I think they’re equally elaborate in their content. They’re oblique, multi-layered, impressionistic. You allow a lot of room for interpretation.
It’s not as clean-cut as one idea. I never want to spell it out all the way. I come up with a topic that I might actually struggle with myself. It might be a boring topic – It might be about trust, or thinking “I really screwed myself over on this,” or “How could I have handled that differently?” – but I’m a visual person and I want to make it visually interesting.
I talk to myself all the time, and there’s an internal dialog in each one. In 7.10.09 for example, she’s sitting on the stairs holding her head, the other one is looking at her, and the other one is already running up the stairs. There was something going on in my life at the time that I really had to ponder. But I never want to say what was happening in my life because I’m a very private person. I’m hinting at things. I’m using my body to work through it, but it’s not only about me. I’ve had people look at an image and start to cry, because the image brought something up that they were experiencing. It depends on your own personal history.
And your relationship with your own doppelgänger?
Often in the Doppelgänger series it’s one observing the other. The whole idea of the Doppelgänger can lead to suicide. You want to get rid of the other, because it’s not a comfortable experience to meet your doppelgänger. It’s not what you want.
But in your work there is almost always an erotic undertow to the meeting.
I can’t deny that there’s a sexual content. That’s just part of who I am. I’m a sexual being like anyone else. It’s part of who everybody is. I might just live it out a little bit more in my work, or the sexual part comes out more. I’m not more in touch with it than usual but in the work I’m not afraid to live it out honestly. In my personal life I’m very careful about such things. This is just my way of living it out.
So what would you say to the criticism that you’re conducting your therapy in public?
Well, I’ve thought about that and I don’t think I would argue with it. Some of these images are almost like a conversation I’d have with my shrink: “I did this, but I should have done that, and then I saw myself doing something else.” That’s why I don’t want to spell things out clearly, because it shouldn’t be about my therapy. I’m not trying to dump anything on anybody.

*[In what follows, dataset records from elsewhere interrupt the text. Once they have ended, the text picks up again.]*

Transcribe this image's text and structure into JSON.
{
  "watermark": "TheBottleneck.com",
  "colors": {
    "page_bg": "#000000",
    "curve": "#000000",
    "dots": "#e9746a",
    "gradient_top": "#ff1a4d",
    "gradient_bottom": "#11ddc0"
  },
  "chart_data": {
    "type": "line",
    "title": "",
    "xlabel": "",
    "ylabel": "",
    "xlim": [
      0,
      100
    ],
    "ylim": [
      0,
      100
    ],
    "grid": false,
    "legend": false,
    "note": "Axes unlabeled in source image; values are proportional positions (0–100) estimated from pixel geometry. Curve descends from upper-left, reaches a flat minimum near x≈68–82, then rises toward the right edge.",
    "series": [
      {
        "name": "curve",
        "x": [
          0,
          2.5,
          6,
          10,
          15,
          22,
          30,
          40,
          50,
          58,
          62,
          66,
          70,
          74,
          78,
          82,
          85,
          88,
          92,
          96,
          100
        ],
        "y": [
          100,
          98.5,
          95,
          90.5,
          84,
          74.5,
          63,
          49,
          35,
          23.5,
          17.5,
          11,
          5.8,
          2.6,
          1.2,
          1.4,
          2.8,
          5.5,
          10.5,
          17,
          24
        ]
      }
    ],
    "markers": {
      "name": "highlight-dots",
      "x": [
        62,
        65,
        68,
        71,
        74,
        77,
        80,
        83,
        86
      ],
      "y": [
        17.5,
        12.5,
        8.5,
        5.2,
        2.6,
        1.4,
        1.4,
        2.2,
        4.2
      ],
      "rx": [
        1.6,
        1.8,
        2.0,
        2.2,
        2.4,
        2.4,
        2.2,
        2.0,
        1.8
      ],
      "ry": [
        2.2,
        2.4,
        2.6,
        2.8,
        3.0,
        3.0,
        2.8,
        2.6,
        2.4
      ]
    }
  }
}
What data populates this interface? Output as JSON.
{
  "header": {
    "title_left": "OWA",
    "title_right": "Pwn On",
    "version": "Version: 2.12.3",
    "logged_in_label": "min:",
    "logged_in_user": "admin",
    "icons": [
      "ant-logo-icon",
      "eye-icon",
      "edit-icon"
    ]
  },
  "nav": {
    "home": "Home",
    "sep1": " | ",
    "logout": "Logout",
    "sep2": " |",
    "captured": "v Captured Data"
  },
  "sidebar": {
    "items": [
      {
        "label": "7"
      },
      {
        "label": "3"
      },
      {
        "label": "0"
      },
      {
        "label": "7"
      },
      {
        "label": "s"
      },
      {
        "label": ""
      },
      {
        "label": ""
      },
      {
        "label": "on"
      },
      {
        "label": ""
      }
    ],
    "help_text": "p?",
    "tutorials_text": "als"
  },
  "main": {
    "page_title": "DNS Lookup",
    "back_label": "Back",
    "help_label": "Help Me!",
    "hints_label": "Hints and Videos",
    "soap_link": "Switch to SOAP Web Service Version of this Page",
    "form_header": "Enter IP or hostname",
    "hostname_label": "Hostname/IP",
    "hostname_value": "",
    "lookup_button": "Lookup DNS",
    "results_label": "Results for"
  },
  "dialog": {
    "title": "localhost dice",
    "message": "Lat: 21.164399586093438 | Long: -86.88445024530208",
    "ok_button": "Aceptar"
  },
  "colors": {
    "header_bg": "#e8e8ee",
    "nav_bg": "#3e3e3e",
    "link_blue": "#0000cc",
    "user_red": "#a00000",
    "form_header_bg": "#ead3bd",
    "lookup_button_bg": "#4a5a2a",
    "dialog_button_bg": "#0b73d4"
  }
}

What are you trying to do?
I want people to react to this work, and even it’s a negative reaction, that’s better than being indifferent. I’m not trying to offend anybody, but I’m not trying to please anybody either. I’m just doing my thing. I made most of the first Doppelgänger series without even knowing that it was going to be shown. It’s work that’s important for me to do whether or not somebody’s going to see it. I did it because I needed to do it. I just had to do it. I felt they needed to be done.